Notícias

21/12/2022 - CNJ prorroga prazo para resposta à pesquisa nacional sobre assédio e discriminação no Judiciário

Magistrados e magistradas, servidores e servidoras, e colaboradores e colaboradoras podem responder ao questionário até o dia 19 de janeiro de 2023

O Conselho Nacional de Justiça prorrogou o prazo de resposta ao questionário da Pesquisa Nacional sobre Assédio e Discriminação no âmbito do Poder Judiciário, edição 2022, para o dia 19 de janeiro de 2023. A extensão do prazo se deu devido ao requerimento da Associação Nacional dos Oficiais de Justiça Avaliadores Federais (Fenassojaf).

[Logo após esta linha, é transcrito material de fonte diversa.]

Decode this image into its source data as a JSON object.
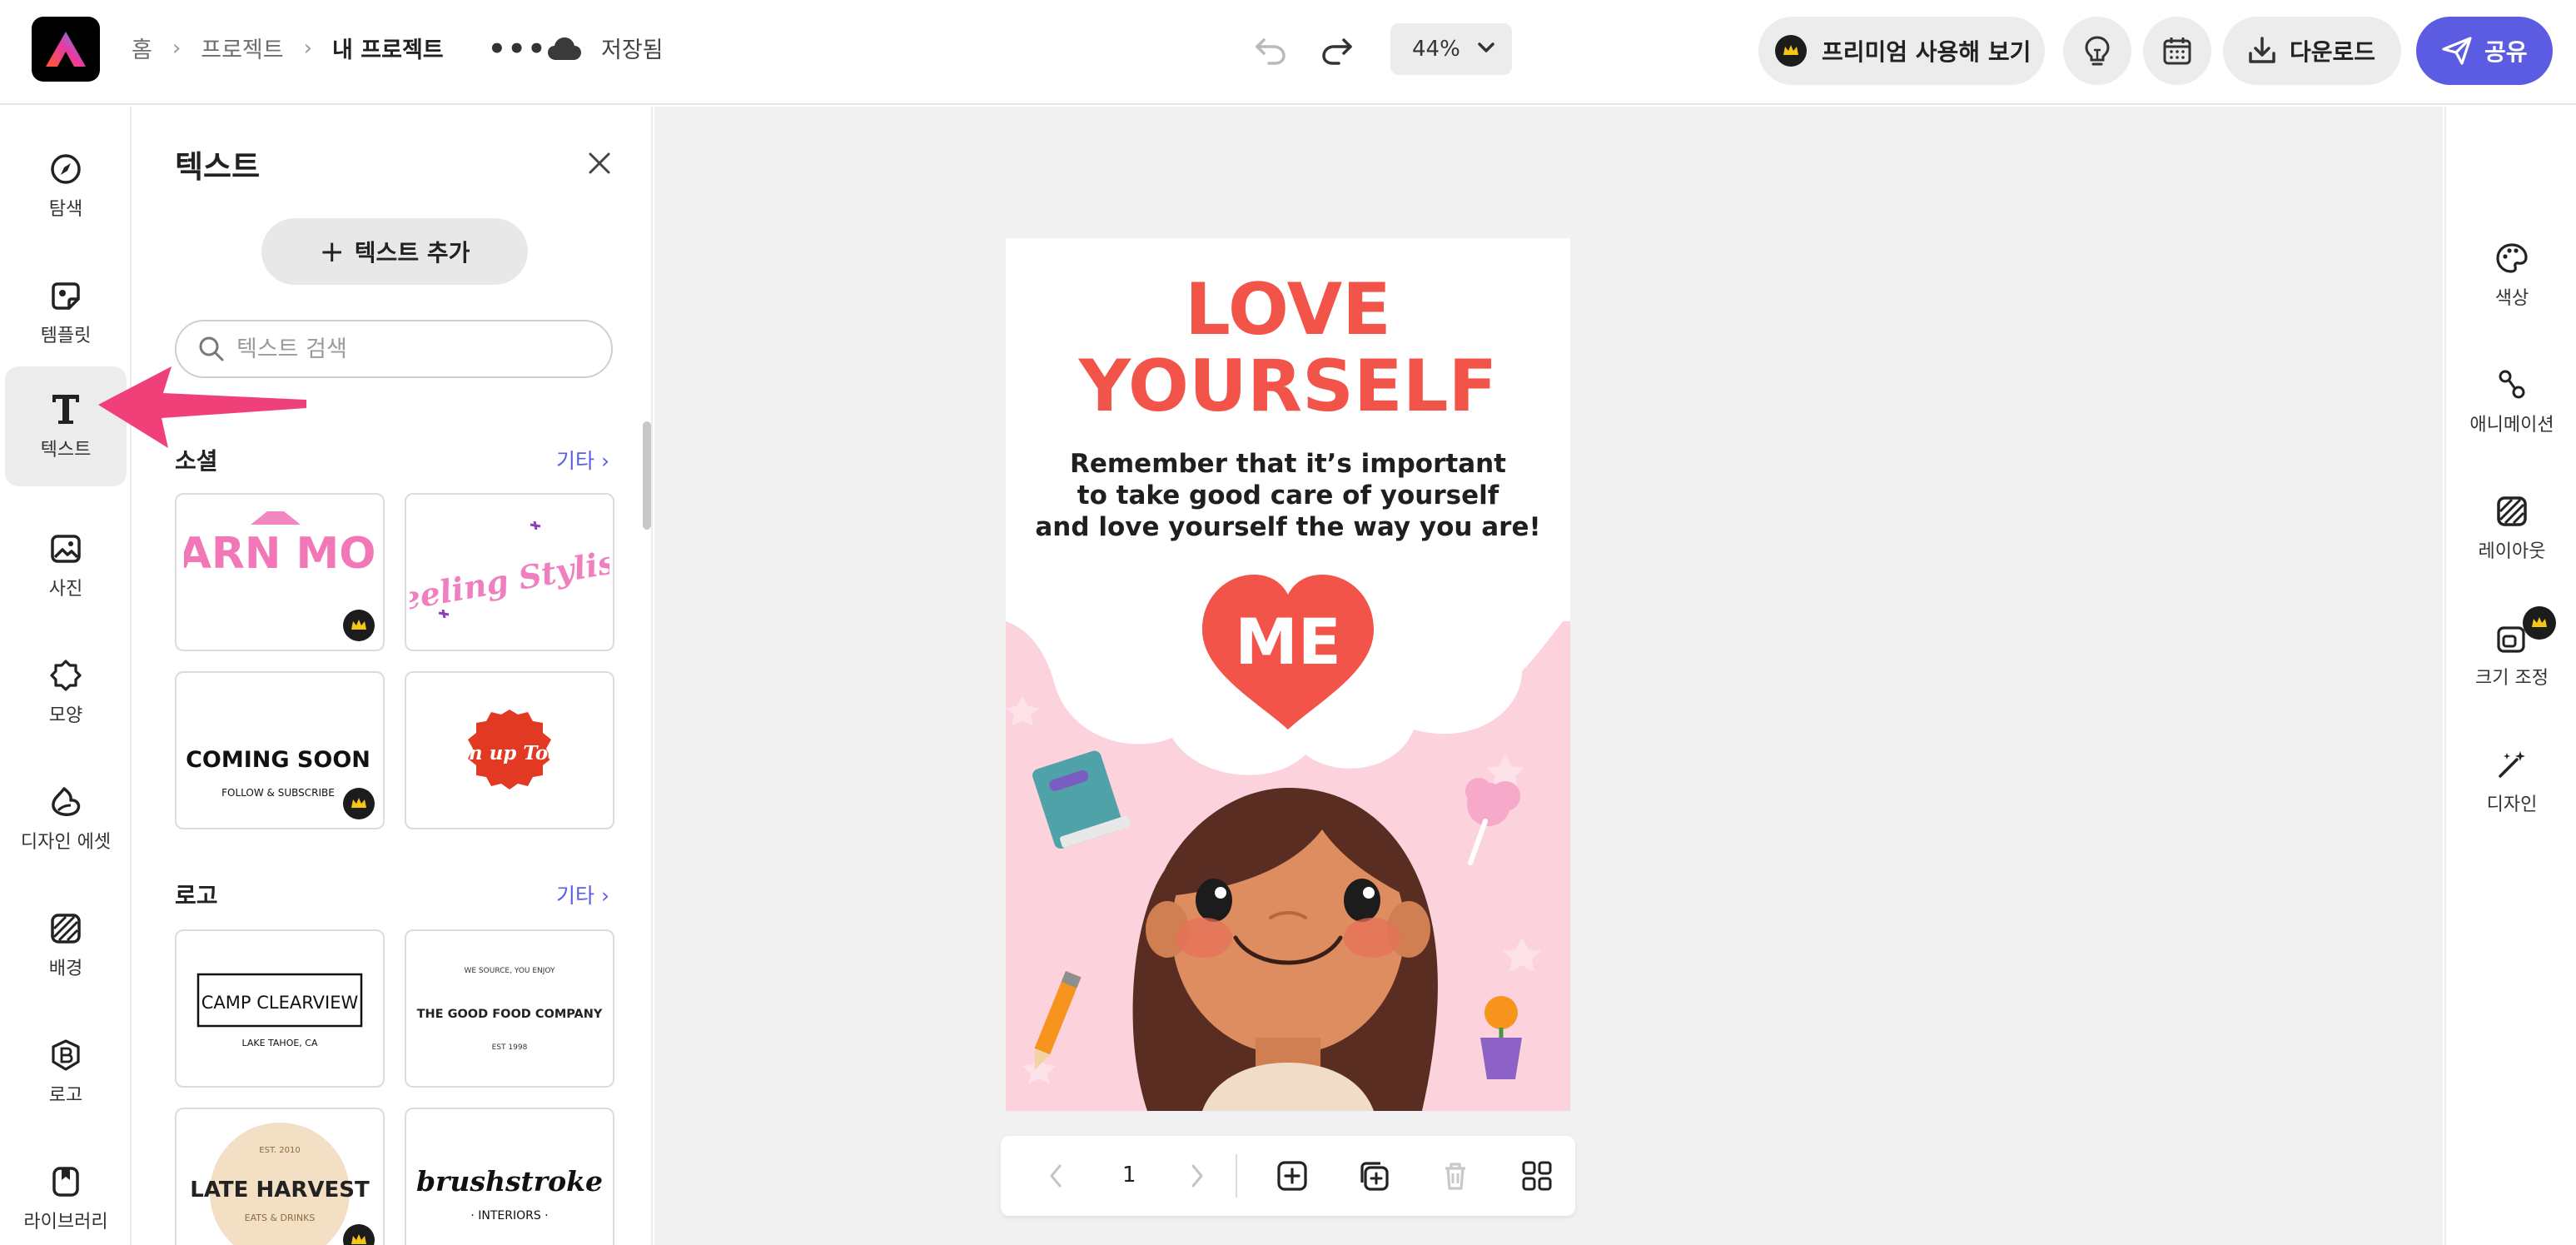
{
  "header": {
    "breadcrumb": [
      "홈",
      "프로젝트",
      "내 프로젝트"
    ],
    "more_label": "•••",
    "saved_label": "저장됨",
    "zoom_value": "44%",
    "premium_label": "프리미엄 사용해 보기",
    "download_label": "다운로드",
    "share_label": "공유"
  },
  "left_rail": {
    "items": [
      {
        "label": "탐색",
        "icon": "compass-icon"
      },
      {
        "label": "템플릿",
        "icon": "template-icon"
      },
      {
        "label": "텍스트",
        "icon": "text-t-icon",
        "active": true
      },
      {
        "label": "사진",
        "icon": "photo-icon"
      },
      {
        "label": "모양",
        "icon": "shape-icon"
      },
      {
        "label": "디자인 에셋",
        "icon": "design-assets-icon"
      },
      {
        "label": "배경",
        "icon": "background-icon"
      },
      {
        "label": "로고",
        "icon": "logo-badge-icon"
      },
      {
        "label": "라이브러리",
        "icon": "library-icon"
      }
    ]
  },
  "text_panel": {
    "title": "텍스트",
    "add_text_label": "텍스트 추가",
    "search_placeholder": "텍스트 검색",
    "sections": [
      {
        "title": "소셜",
        "more": "기타",
        "items": [
          {
            "text": "LEARN MORE",
            "premium": true
          },
          {
            "text": "Feeling Stylish",
            "premium": false
          },
          {
            "text": "COMING SOON",
            "sub": "FOLLOW & SUBSCRIBE",
            "premium": true
          },
          {
            "text": "Sign up Today",
            "premium": false
          }
        ]
      },
      {
        "title": "로고",
        "more": "기타",
        "items": [
          {
            "text": "CAMP CLEARVIEW",
            "sub": "LAKE TAHOE, CA",
            "premium": false
          },
          {
            "text": "THE GOOD FOOD COMPANY",
            "top": "WE SOURCE, YOU ENJOY",
            "sub": "EST 1998",
            "premium": false
          },
          {
            "text": "LATE HARVEST",
            "top": "EST. 2010",
            "sub": "EATS & DRINKS",
            "premium": true
          },
          {
            "text": "brushstroke",
            "sub": "· INTERIORS ·",
            "premium": false
          }
        ]
      }
    ]
  },
  "canvas": {
    "title_line1": "LOVE",
    "title_line2": "YOURSELF",
    "body_line1": "Remember that it’s important",
    "body_line2": "to take good care of yourself",
    "body_line3": "and love yourself the way you are!",
    "heart_text": "ME",
    "page_number": "1",
    "colors": {
      "title": "#f2544a",
      "pink_bg": "#fcd3dc",
      "heart": "#f2544a"
    }
  },
  "right_rail": {
    "items": [
      {
        "label": "색상",
        "icon": "palette-icon"
      },
      {
        "label": "애니메이션",
        "icon": "animation-icon"
      },
      {
        "label": "레이아웃",
        "icon": "layout-icon"
      },
      {
        "label": "크기 조정",
        "icon": "resize-icon",
        "premium": true
      },
      {
        "label": "디자인",
        "icon": "magic-wand-icon"
      }
    ]
  },
  "colors": {
    "accent": "#5b5ce2",
    "annotation_arrow": "#f0407a"
  }
}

A pesquisa é direcionada a magistrados e magistradas, servidores e servidoras, e colaboradores e colaboradoras, e tem caráter confidencial. Criada com o objetivo de levantar dados relativos à Política de Prevenção e Enfrentamento do Assédio Moral, do Assédio Sexual e da Discriminação no Judiciário, busca verificar se profissionais que atuam nos tribunais já vivenciaram alguma situação de assédio ou discriminação, além da relação hierárquica dessas pessoas com o agressor ou a agressora.

O acesso à pesquisa será feito por meio deste endereço: https://formularios.cnj.jus.br/pesquisa-nacional-sobre-assedio-e-discriminacao-no-ambito-do-poder-judiciario-2022/, e inserção da senha BWC7VZGC, que é de uso exclusivo dos integrantes deste tribunal.

Pesquisa 2021

A edição da pesquisa do ano passado e publicada este ano contou com a participação de 14.965 pessoas. O levantamento revela que pessoas de diversos cargos e níveis hierárquicos já foram vítimas de assédio. Porém, ministros, ministras, desembargadores e desembargadoras representam o grupo profissional que menos sofreu assédio, seguidos de magistrados e magistradas.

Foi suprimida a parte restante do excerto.